I'm not sleeping..zzzzzzzzzz.

Sunday, April 4, 2010

Whhooooo Child

I'm watching Bryan Stevenson and Michelle Alexander on Bill Moyers Journal. They are two Black scholars talking about the illusion of race progress after Obama's election. Specifically, they are talking about how the war on drugs, started in the Reagan administration as a way to pacify poor whites who were resentful of civil rights legislation that abolished Jim Crow and segregation. They assert that the Republican party intentionally crafted the war on drugs to focus on Black and Brown peoples in disenfranchised areas, specifically, Black men and Latinos. Dr. Alexander says that if the focus had been on White suburban communities, there would have been just as much drug use and dissemination as there were in the inner cities. The White boy who lives on a rural road in Minnesota is not getting his meth from the homie on the street corner. Use of the politics of fear and anger to disenfranchise people.

And we're right back in it.
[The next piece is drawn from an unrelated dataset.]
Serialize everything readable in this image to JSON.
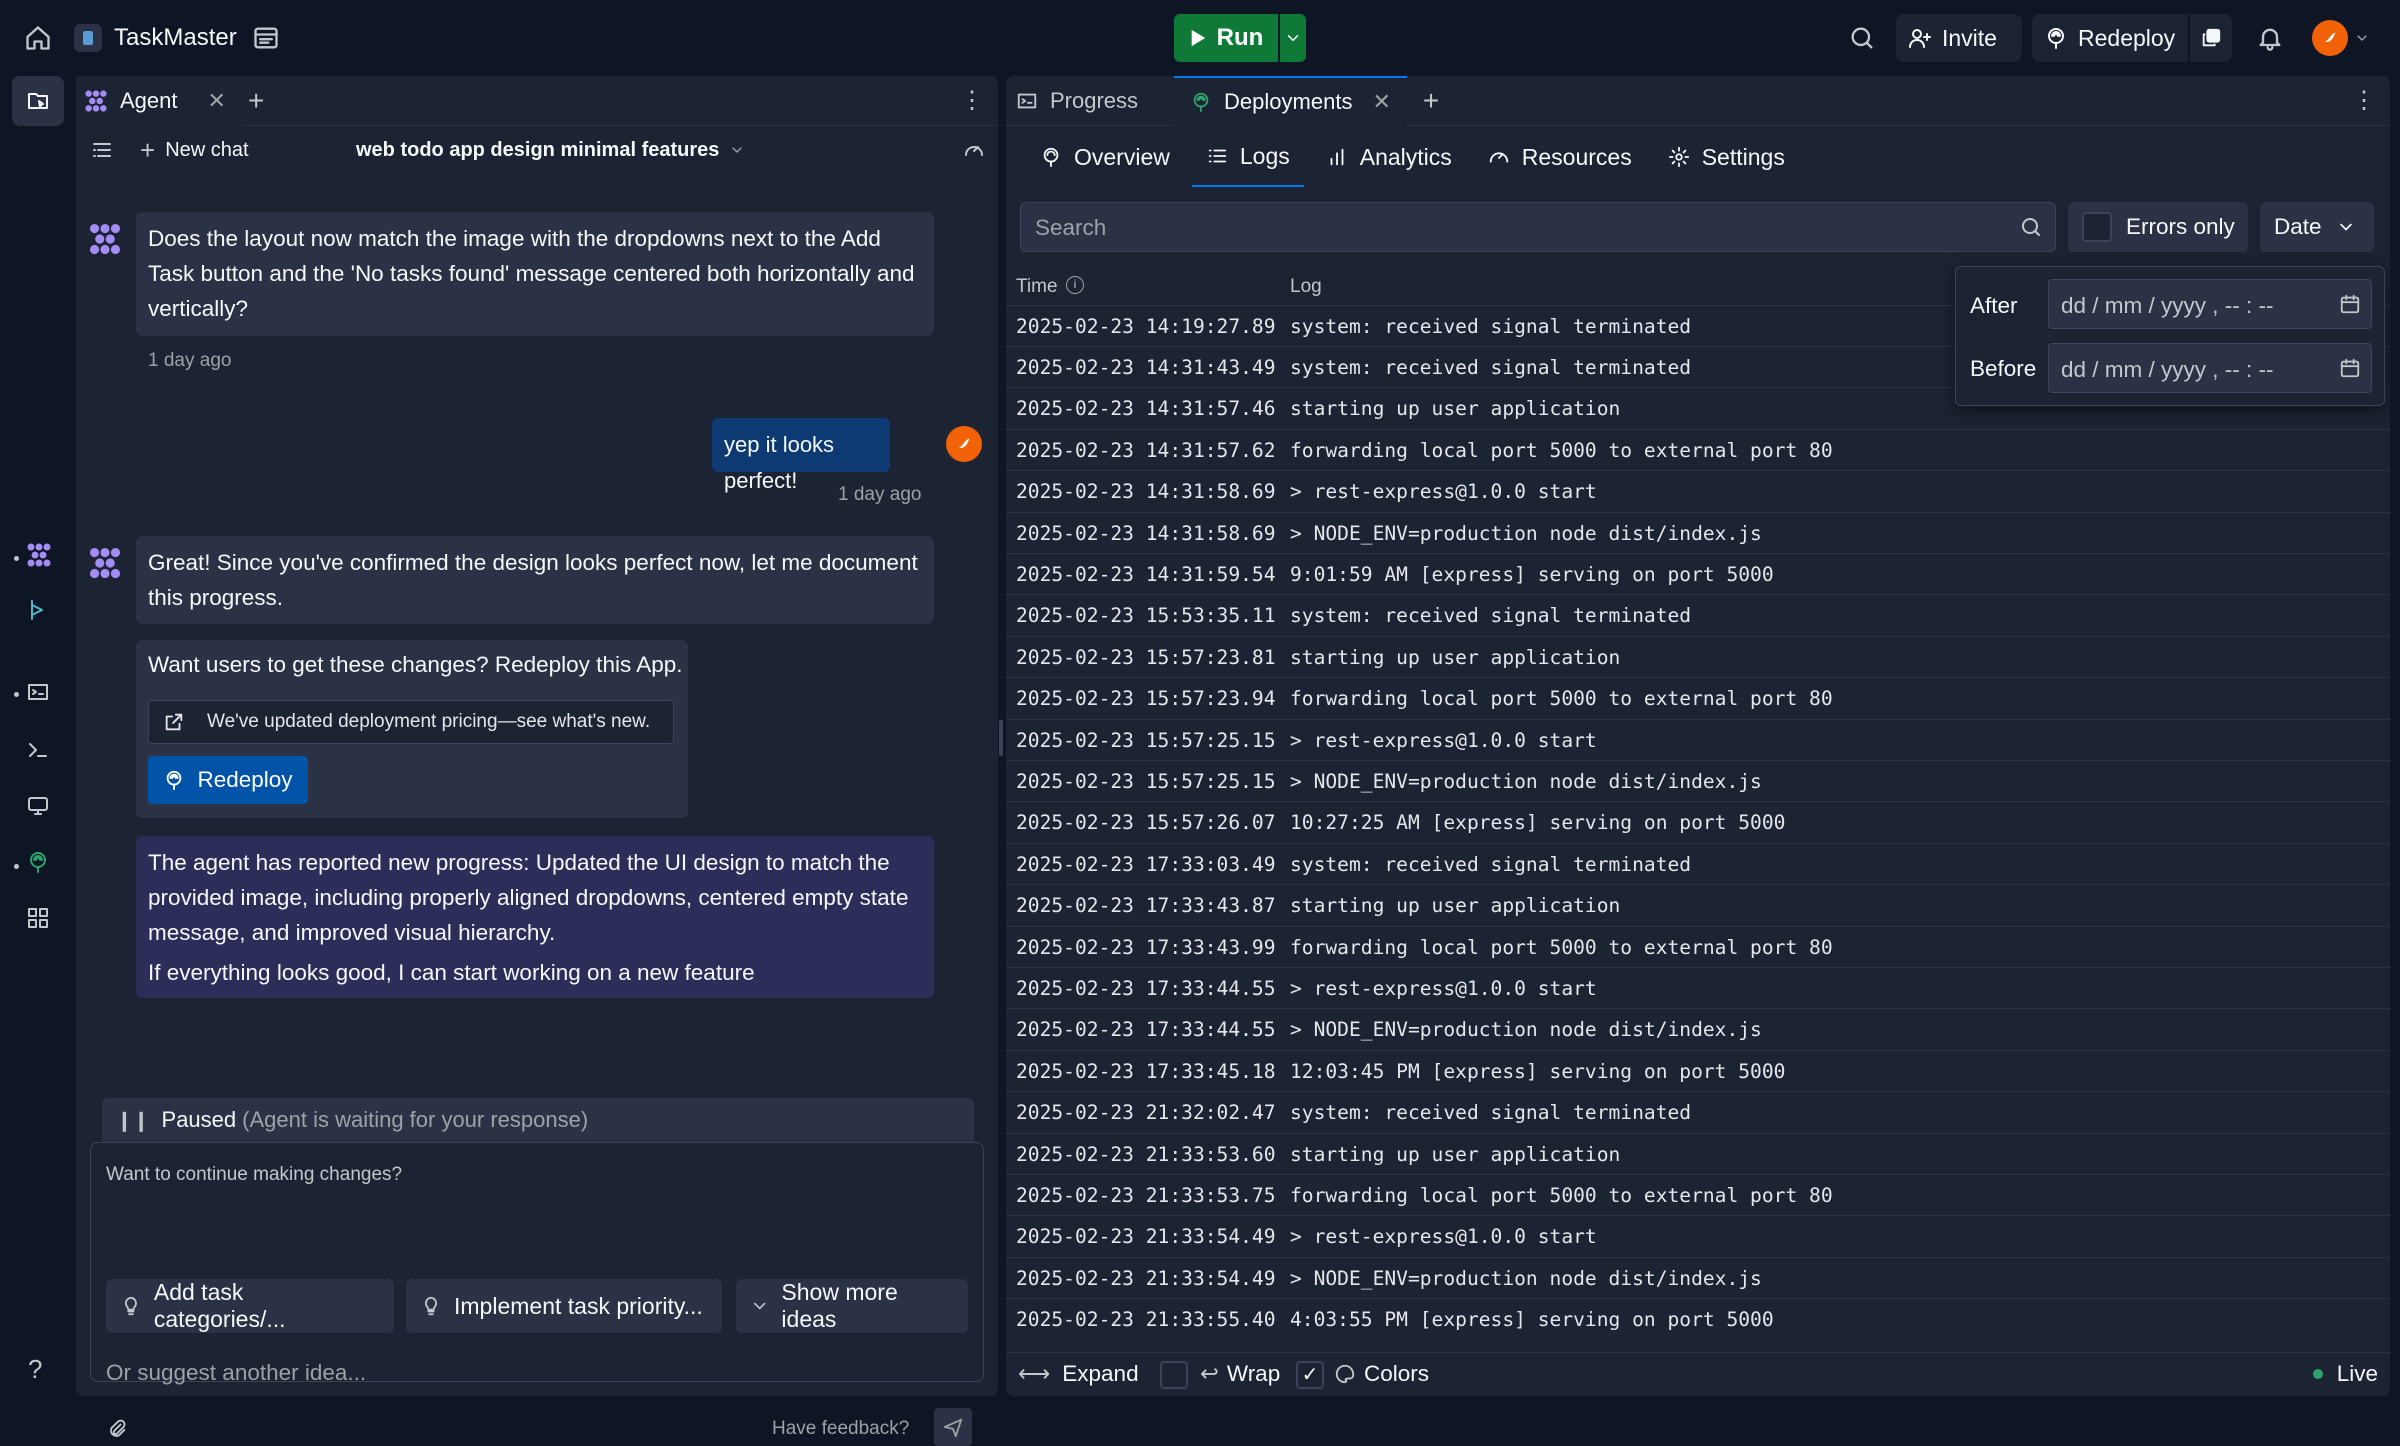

Witness the tea party and those ignays who spit on the Black Congressman and called Barney Frank a "faggot." Witness the Assinine Alaskan and her brain dead followers. Witness the fog of rage over universal health care to the point where the very people who will benefit the most from it are up in arms to stop it because a Black man is sponsoring it--I truly believe a lot of the protest is racial backlash.

I love people who say to me, "You must be so happy we have a Black president. We're in the post-racial era!" It may look like that from your desk at your job and in your car as you drive to your home in your safe neighborhood, and I'm not faulting you for having those things, but don't ignore all the people who don't have it, Whites as well as Blacks and Latinos, and don't ignore the economic injustices that keep many people from having what we all consider basic rights and don't ignore that we all, as humanitarians, have a job to do to make things as right as they can be.
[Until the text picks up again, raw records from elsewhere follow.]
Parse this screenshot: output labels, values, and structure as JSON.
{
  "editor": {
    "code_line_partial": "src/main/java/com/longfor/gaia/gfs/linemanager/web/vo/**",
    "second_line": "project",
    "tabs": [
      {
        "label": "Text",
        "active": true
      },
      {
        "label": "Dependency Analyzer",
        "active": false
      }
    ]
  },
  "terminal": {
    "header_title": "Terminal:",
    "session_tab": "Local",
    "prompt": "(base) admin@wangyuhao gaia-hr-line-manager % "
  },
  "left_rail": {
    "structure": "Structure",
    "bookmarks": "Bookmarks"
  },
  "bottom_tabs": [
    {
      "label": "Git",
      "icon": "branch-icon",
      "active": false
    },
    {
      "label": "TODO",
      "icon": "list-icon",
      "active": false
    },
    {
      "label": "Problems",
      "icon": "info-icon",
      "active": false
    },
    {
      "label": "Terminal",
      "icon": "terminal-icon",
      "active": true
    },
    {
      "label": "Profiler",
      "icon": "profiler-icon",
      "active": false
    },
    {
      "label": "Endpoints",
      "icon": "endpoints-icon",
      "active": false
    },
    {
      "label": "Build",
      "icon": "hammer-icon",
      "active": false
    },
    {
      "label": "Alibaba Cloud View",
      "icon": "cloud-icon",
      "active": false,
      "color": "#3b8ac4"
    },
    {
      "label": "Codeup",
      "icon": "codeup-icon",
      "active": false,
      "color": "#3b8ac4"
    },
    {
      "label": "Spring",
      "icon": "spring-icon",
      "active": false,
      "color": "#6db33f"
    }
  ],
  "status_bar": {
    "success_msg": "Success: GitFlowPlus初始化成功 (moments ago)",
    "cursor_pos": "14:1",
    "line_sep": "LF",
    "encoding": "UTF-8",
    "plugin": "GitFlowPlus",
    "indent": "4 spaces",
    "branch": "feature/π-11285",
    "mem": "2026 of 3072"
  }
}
It is horrifying to me, what I wrote in the first paragraph--could this really be true? Maybe it's an amalgam of intention, political expediency, the projection of hopelessness that we put on poor communities, the hopelessness that the economically disenfranchised learn to internalize. But let's not be fooled by all of the post-Obama rhetoric--we ain't out of it.
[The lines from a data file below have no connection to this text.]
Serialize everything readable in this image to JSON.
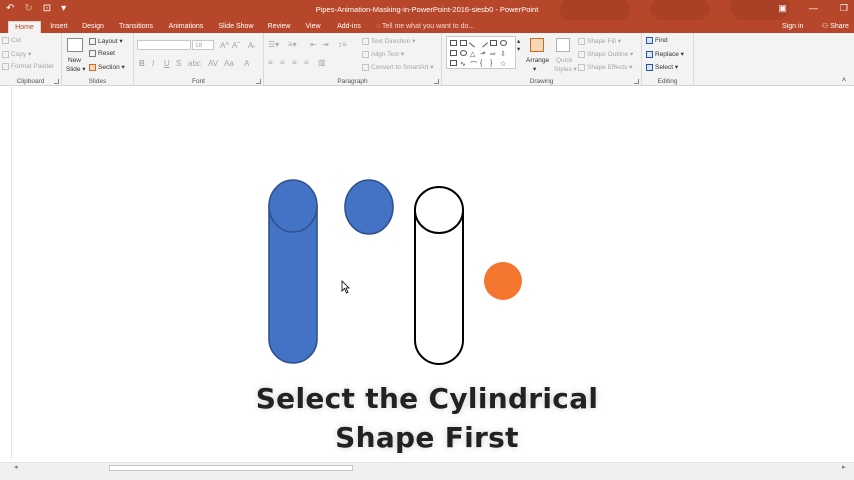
{
  "app": {
    "title": "Pipes-Animation-Masking-in-PowerPoint-2016-siesb0 - PowerPoint",
    "signin": "Sign in",
    "share": "Share",
    "tell_me": "Tell me what you want to do..."
  },
  "tabs": [
    "Home",
    "Insert",
    "Design",
    "Transitions",
    "Animations",
    "Slide Show",
    "Review",
    "View",
    "Add-ins"
  ],
  "active_tab": "Home",
  "ribbon": {
    "clipboard": {
      "label": "Clipboard",
      "cut": "Cut",
      "copy": "Copy",
      "format_painter": "Format Painter"
    },
    "slides": {
      "label": "Slides",
      "new_slide": "New",
      "new_slide2": "Slide",
      "layout": "Layout",
      "reset": "Reset",
      "section": "Section"
    },
    "font": {
      "label": "Font",
      "font_size": "18"
    },
    "paragraph": {
      "label": "Paragraph",
      "text_direction": "Text Direction",
      "align_text": "Align Text",
      "convert_smartart": "Convert to SmartArt"
    },
    "drawing": {
      "label": "Drawing",
      "arrange": "Arrange",
      "quick_styles": "Quick",
      "quick_styles2": "Styles",
      "shape_fill": "Shape Fill",
      "shape_outline": "Shape Outline",
      "shape_effects": "Shape Effects"
    },
    "editing": {
      "label": "Editing",
      "find": "Find",
      "replace": "Replace",
      "select": "Select"
    }
  },
  "slide": {
    "caption_line1": "Select the Cylindrical",
    "caption_line2": "Shape First"
  },
  "colors": {
    "accent": "#b7472a",
    "shape_blue": "#4472c4",
    "shape_blue_stroke": "#2f528f",
    "shape_orange": "#f5762f"
  }
}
I've been talking to a friend who is a probation officer about the discrimination parolees face--they can't get jobs, they can't vote, they are the victims of legally sanctioned type of the discrimination we decry in general. And they are overwhelmingly minorities. Give a man a fish and you feed him for a day, teach a man how to fish and he feeds himself, his family and his community for a lifetime. Wholesale reform is called for.

Lest my blood pressure goes any higher, let's not talk about people of our acquaintance getting stopped and followed because of their skin color. Let's save for another time the fact that women still make less than men for the same job. Let's not even get into the institutionalized discrimination and pseudo-criminalization of the disabled, and the automatic assumption that if you aren't skin and bone or in a wheelchair, you must be fine. Let's not discuss, without alcohol, how women over 40 are marginalized, how people over 60 aren't considered sexual beings, how the Catholic church would rather ruined numbers of young boys lives by keeping things quiet rather than see justice done. Let's not even go there today.

It's the irony of Easter. Let's resurrect our feeling for our fellow human.